Abstract

Malaria is a protozoan disease transmitted by the bite of the Anopheles mosquito. Among five species that can infect humans, Plasmodium falciparum is responsible for the most severe human malaria. Resistance of P. falciparum to chloroquine and pyrimethamine/sulfadoxine, conventionally used antimalarial drugs, is already widely distributed in many endemic areas. As a result, artemisinin-based combination therapies have been rapidly and widely adopted as first-line antimalarial treatments since the mid-2000s. Recent population and evolutionary genetic analyses have proven that the geographic origins of parasite lineages resistant to the conventional drugs are considerably limited.

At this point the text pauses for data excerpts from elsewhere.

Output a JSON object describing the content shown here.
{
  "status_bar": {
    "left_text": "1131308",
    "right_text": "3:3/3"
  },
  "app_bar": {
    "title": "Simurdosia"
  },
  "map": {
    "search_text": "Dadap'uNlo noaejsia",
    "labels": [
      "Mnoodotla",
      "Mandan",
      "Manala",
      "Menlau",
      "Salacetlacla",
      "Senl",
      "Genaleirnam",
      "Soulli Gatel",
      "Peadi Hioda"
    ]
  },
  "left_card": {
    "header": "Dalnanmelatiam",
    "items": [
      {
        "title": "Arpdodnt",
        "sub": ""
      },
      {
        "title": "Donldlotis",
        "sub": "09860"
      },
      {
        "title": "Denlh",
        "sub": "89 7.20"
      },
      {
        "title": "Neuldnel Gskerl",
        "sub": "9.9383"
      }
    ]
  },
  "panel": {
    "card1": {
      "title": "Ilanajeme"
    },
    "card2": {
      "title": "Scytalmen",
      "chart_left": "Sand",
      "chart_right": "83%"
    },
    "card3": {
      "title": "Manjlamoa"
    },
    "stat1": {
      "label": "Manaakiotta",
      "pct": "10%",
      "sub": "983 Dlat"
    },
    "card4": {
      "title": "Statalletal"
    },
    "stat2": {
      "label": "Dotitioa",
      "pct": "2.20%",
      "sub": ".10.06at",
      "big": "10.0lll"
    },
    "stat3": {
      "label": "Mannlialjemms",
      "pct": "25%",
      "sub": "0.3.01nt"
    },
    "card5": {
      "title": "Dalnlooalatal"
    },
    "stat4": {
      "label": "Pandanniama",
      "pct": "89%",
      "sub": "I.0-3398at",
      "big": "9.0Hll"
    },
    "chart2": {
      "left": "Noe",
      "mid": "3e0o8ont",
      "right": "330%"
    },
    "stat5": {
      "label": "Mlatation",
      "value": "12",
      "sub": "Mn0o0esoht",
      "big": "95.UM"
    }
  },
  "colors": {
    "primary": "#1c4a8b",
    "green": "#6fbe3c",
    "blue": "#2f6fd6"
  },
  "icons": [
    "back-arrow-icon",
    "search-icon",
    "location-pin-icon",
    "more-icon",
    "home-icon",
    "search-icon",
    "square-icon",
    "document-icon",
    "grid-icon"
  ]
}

Almost all resistance emerged from either Southeast Asia or South America. The Greater Mekong subregion in Southeast Asia is probably the most alarming source of resistance, from which P. falciparum resistant to chloroquine and pyrimethamine/sulfadoxine dispersed to Africa. The emergence of artemisinin resistance has also recently been confirmed in the Greater Mekong. The WHO Global Malaria Programme has recently launched a "Global Plan for Artemisinin Resistance Containment," which aims to prevent the spread of artemisinin resistance while also stopping the emergence of novel resistance. However, an inadequate understanding of a mechanism of artemisinin resistance and the lack of reliable genetic markers to monitor artemisinin resistance make it difficult to survey the spread of resistance. Elucidation of such markers would substantially contribute to the design of an effective policy for the containment of artemisinin resistance.